As Ilhas Canárias, arquipélago espanhol conhecido por suas paisagens naturais, estão se posicionando como a nova fronteira para a produção de documentários de alcance global. Durante o evento Sunny Side of the Doc, representantes locais destacaram uma combinação estratégica de incentivos fiscais agressivos, locações diversificadas e um catálogo crescente de histórias locais com potencial de universalidade para atrair produtoras internacionais.
A iniciativa faz parte de um esforço de 17 anos para diversificar a economia regional, que historicamente dependeu do turismo, integrando-a ao setor de produção audiovisual. Segundo Pablo Hernández, presidente da Canary Islands Special Zone (ZEC), o arquipélago funciona como uma verdadeira mina de ouro de narrativas ainda inexploradas. O objetivo é que produtoras se estabeleçam na região não apenas para filmar, mas para gerenciar a propriedade intelectual de projetos desde a sua concepção.
Leia tambem: Curry Barker fecha novo contrato com Universal e Blumhouse
Crescimento do setor e incentivos fiscais
O setor de não-ficção nas ilhas vive um momento de maturação acelerada.
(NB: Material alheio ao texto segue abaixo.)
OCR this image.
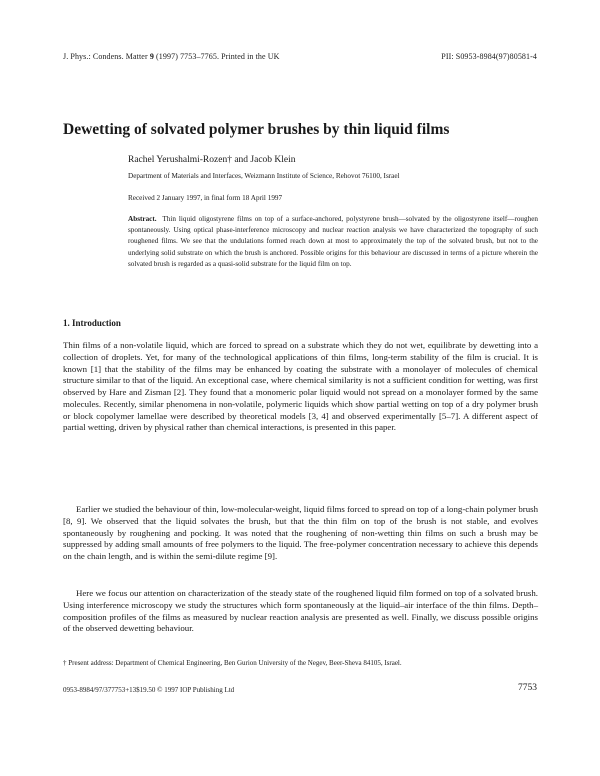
J. Phys.: Condens. Matter 9 (1997) 7753–7765. Printed in the UK	PII: S0953-8984(97)80581-4
Dewetting of solvated polymer brushes by thin liquid films
Rachel Yerushalmi-Rozen† and Jacob Klein
Department of Materials and Interfaces, Weizmann Institute of Science, Rehovot 76100, Israel
Received 2 January 1997, in final form 18 April 1997
Abstract. Thin liquid oligostyrene films on top of a surface-anchored, polystyrene brush—solvated by the oligostyrene itself—roughen spontaneously. Using optical phase-interference microscopy and nuclear reaction analysis we have characterized the topography of such roughened films. We see that the undulations formed reach down at most to approximately the top of the solvated brush, but not to the underlying solid substrate on which the brush is anchored. Possible origins for this behaviour are discussed in terms of a picture wherein the solvated brush is regarded as a quasi-solid substrate for the liquid film on top.
1. Introduction
Thin films of a non-volatile liquid, which are forced to spread on a substrate which they do not wet, equilibrate by dewetting into a collection of droplets. Yet, for many of the technological applications of thin films, long-term stability of the film is crucial. It is known [1] that the stability of the films may be enhanced by coating the substrate with a monolayer of molecules of chemical structure similar to that of the liquid. An exceptional case, where chemical similarity is not a sufficient condition for wetting, was first observed by Hare and Zisman [2]. They found that a monomeric polar liquid would not spread on a monolayer formed by the same molecules. Recently, similar phenomena in non-volatile, polymeric liquids which show partial wetting on top of a dry polymer brush or block copolymer lamellae were described by theoretical models [3, 4] and observed experimentally [5–7]. A different aspect of partial wetting, driven by physical rather than chemical interactions, is presented in this paper.
Earlier we studied the behaviour of thin, low-molecular-weight, liquid films forced to spread on top of a long-chain polymer brush [8, 9]. We observed that the liquid solvates the brush, but that the thin film on top of the brush is not stable, and evolves spontaneously by roughening and pocking. It was noted that the roughening of non-wetting thin films on such a brush may be suppressed by adding small amounts of free polymers to the liquid. The free-polymer concentration necessary to achieve this depends on the chain length, and is within the semi-dilute regime [9].
Here we focus our attention on characterization of the steady state of the roughened liquid film formed on top of a solvated brush. Using interference microscopy we study the structures which form spontaneously at the liquid–air interface of the thin films. Depth–composition profiles of the films as measured by nuclear reaction analysis are presented as well. Finally, we discuss possible origins of the observed dewetting behaviour.
† Present address: Department of Chemical Engineering, Ben Gurion University of the Negev, Beer-Sheva 84105, Israel.
0953-8984/97/377753+13$19.50 © 1997 IOP Publishing Ltd	7753
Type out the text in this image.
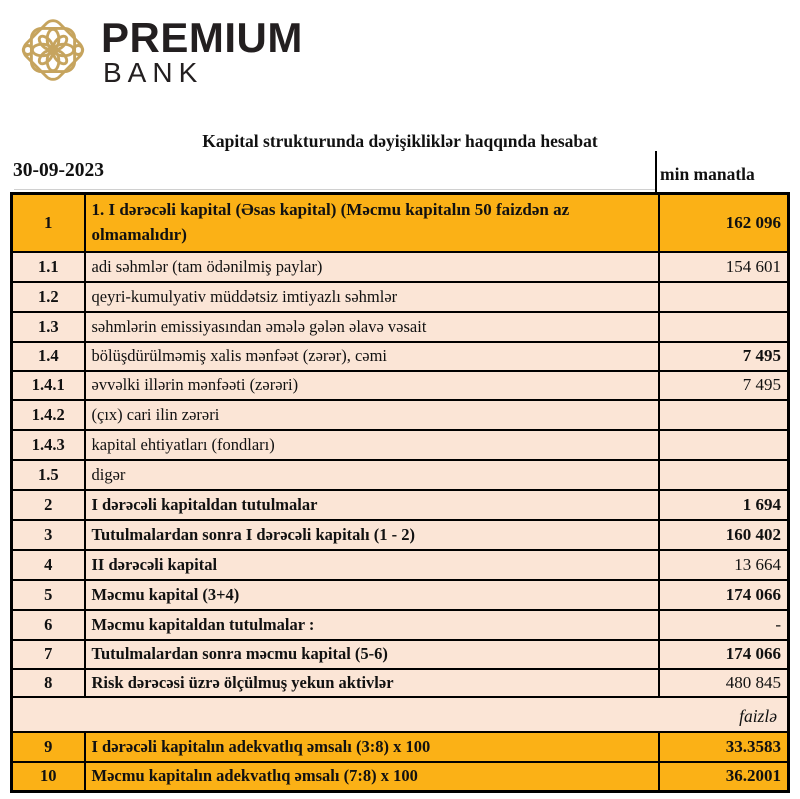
PREMIUM
BANK
Kapital strukturunda dəyişikliklər haqqında hesabat
30-09-2023	min manatla
1	1. I dərəcəli kapital (Əsas kapital) (Məcmu kapitalın 50 faizdən az olmamalıdır)	162 096
1.1	adi səhmlər (tam ödənilmiş paylar)	154 601
1.2	qeyri-kumulyativ müddətsiz imtiyazlı səhmlər	
1.3	səhmlərin emissiyasından əmələ gələn əlavə vəsait	
1.4	bölüşdürülməmiş xalis mənfəət (zərər), cəmi	7 495
1.4.1	əvvəlki illərin mənfəəti (zərəri)	7 495
1.4.2	(çıx) cari ilin zərəri	
1.4.3	kapital ehtiyatları (fondları)	
1.5	digər	
2	I dərəcəli kapitaldan tutulmalar	1 694
3	Tutulmalardan sonra I dərəcəli kapitalı (1 - 2)	160 402
4	II dərəcəli kapital	13 664
5	Məcmu kapital (3+4)	174 066
6	Məcmu kapitaldan tutulmalar :	-
7	Tutulmalardan sonra məcmu kapital (5-6)	174 066
8	Risk dərəcəsi üzrə ölçülmuş yekun aktivlər	480 845
faizlə		
9	I dərəcəli kapitalın adekvatlıq əmsalı (3:8) x 100	33.3583
10	Məcmu kapitalın adekvatlıq əmsalı (7:8) x 100	36.2001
Se há poucos anos a maioria dos projetos contava com orçamentos modestos, hoje é comum encontrar produções que alcançam a casa dos milhões de euros, com distribuição em plataformas como HBO, Amazon Prime Video, Movistar+, ESPN e Disney+. Pilar Guerrero, da Videoreport Canarias, aponta que a indústria experimentou um crescimento exponencial nos últimos cinco anos.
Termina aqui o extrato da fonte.